• D'une vie à l'autre

    "D’une vie à l’autre", où l’histoire de jeunes Allemands aux identités volées

    C’est un scandale méconnu de l'Histoire du XXe siècle : le destin d'enfants allemands dont l'identité a été volée par la Stasi, le service de renseignement de l'Allemagne de l'Est, à des fins d'espionnage. Le film "D'une vie à l'autre", en salles mercredi, retrace leur histoire.

     


     

    Repère d'histoire 

    1933: Hitler est nommé chancelier

    1936: Fondation du premier lebensborn

    1940: Invasion de la Norvège par l'Allemagne

    1945: Reddition de l'Allemagne

    1949: Création de la RDA

    1950: Création de la Stasi

    1989: Chute du mur de Berlin

    1990: Réunification allemande

     


     

          Il y a parfois des films qui attirent l'attention du grand public sur un événement passé et contribuent, malgré le filtre de la fiction et ses inévitables simplifications, à ce qu'un pays fasse retour sur son histoire. D'une vie à l'autre (zwei leben) de George Maas, qui arrive sur nos écrans quelques mois après avoir triomphé Outre-Rhin est de ceux-là...

    A l'instar d'autres grands succès récents du cinéma allemand (lachute, la vie des autres, Hannah Arendt), il revisite avec acuité l'histoire tourmentée de notre grand voisin, dont il relate les soubresauts sur plus d'un demi-siècle.....
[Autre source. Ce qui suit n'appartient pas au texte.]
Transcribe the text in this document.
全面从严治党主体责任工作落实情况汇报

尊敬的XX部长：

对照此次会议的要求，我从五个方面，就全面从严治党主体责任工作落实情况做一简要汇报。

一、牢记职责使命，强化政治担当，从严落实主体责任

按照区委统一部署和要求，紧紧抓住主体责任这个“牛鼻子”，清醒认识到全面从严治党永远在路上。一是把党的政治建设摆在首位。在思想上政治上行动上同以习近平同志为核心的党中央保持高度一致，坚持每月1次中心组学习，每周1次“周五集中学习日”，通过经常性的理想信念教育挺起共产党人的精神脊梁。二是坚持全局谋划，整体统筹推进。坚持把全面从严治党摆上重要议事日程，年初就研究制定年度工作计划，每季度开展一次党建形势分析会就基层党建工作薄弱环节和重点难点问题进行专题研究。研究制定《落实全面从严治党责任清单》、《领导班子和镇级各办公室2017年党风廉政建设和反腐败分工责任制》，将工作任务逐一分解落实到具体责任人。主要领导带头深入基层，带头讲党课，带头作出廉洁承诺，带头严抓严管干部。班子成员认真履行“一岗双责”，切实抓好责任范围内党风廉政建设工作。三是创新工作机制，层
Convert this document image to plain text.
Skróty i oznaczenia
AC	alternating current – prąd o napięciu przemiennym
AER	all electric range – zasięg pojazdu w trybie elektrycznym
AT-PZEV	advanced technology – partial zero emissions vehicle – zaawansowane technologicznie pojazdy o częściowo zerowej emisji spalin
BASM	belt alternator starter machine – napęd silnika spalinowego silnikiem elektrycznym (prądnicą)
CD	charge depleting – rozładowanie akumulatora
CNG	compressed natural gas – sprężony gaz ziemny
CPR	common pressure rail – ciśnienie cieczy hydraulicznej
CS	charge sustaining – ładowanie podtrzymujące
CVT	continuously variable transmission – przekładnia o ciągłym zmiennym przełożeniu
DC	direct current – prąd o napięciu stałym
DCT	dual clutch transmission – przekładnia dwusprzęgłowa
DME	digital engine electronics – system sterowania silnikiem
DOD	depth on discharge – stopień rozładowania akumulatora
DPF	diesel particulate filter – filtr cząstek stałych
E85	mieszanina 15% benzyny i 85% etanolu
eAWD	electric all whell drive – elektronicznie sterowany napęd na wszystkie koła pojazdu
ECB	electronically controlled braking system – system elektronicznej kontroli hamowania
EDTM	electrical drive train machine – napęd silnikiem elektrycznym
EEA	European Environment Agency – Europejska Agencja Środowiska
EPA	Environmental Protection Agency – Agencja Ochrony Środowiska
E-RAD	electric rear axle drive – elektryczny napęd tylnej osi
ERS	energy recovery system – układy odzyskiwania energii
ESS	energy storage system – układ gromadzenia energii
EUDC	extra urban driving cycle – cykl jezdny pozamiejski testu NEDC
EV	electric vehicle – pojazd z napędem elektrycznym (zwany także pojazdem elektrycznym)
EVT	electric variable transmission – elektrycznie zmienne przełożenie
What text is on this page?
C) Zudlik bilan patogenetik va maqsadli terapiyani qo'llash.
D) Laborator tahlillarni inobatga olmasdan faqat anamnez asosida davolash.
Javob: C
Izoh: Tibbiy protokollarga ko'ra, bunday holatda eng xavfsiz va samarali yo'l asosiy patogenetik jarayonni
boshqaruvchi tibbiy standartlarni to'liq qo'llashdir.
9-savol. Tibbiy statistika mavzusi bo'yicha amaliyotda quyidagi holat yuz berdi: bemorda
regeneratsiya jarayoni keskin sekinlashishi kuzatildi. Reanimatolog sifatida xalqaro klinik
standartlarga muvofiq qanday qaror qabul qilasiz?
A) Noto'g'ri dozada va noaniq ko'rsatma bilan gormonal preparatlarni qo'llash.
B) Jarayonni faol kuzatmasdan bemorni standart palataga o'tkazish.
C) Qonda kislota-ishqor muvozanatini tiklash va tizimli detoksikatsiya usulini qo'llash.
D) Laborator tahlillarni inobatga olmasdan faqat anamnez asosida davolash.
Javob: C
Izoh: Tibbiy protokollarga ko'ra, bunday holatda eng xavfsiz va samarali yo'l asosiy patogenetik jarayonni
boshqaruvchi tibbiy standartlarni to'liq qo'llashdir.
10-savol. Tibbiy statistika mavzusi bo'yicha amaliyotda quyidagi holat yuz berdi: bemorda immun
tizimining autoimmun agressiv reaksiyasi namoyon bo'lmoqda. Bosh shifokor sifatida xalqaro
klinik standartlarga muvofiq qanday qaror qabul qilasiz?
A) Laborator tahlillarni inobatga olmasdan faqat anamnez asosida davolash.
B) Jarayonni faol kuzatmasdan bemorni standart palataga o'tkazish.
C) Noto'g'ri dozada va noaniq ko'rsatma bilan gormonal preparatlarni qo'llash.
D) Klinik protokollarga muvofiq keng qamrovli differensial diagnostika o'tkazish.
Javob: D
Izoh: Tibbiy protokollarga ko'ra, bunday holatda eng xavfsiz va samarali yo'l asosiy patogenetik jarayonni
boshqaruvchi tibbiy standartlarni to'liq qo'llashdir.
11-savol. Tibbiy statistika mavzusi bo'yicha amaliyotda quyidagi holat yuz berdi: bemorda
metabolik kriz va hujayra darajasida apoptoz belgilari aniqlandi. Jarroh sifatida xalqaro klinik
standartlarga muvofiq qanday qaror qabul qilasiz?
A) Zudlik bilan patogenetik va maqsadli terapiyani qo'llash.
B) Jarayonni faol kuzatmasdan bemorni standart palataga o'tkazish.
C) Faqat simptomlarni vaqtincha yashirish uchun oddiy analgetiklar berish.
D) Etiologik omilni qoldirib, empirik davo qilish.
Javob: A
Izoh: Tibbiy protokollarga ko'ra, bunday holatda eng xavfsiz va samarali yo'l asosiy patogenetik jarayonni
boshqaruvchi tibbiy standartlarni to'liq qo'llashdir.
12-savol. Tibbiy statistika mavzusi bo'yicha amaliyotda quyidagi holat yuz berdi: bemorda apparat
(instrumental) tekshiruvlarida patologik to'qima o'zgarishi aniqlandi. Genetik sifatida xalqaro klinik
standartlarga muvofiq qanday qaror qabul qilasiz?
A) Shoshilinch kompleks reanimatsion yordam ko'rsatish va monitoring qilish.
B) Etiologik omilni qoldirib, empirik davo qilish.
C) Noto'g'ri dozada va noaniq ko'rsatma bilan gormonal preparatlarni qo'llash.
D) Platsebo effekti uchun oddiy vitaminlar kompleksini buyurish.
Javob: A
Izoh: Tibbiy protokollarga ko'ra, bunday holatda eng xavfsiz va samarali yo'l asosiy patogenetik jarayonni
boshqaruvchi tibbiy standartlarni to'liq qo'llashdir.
    A travers le personnage fictif de Katrine Evenson, le film retrace une histoire aussi incroyablement romanesque que tragiquement véridique: comment le régime communiste est-allemand s'est servi des victimes de l'eugénisme nazi, les enfants du lebensborn, pour une opération d'espionnage à grande échelle des pays occidentaux....

     


    Le film: D'une vie à l'autre

    Un film de Georg Maas     Allemagne/Norvège        97 min

    Avec Juliane Köhler (Katrine Evensen Myrdal), Lyv Ullmann (Ase Evensen), Sven Nordin (Bjarte Myrdal), Ken Duken (Attornee Sven Solbach), Julia Bache-Wiig (Anne Myrdal)

    Synopsis

    Europe 1990, le mur de Berlin est tombé. Katrine a grandi en Allemagne de l'Est, et vit en Norvège depuis 20 ans. Elle est le fruit d'une relation entre une norvégienne et un soldat allemand pendant la seconde guerre mondiale. A sa naissance elle a été placée dans un orphelinat réservé aux enfants aryens. Elle parvient à s'échapper de la RDA des années plus tard pour rejoindre sa mère. Mais quand un avocat lui demande de témoigner dans un procès contre l'Etat norvégien au nom de ces "enfants de la honte", curieusement elle refuse. Progressivement de lourds secrets refont surface, dévoilant le rôle de la STASI, les services secrets de la RDA, dans le destin de ces enfants.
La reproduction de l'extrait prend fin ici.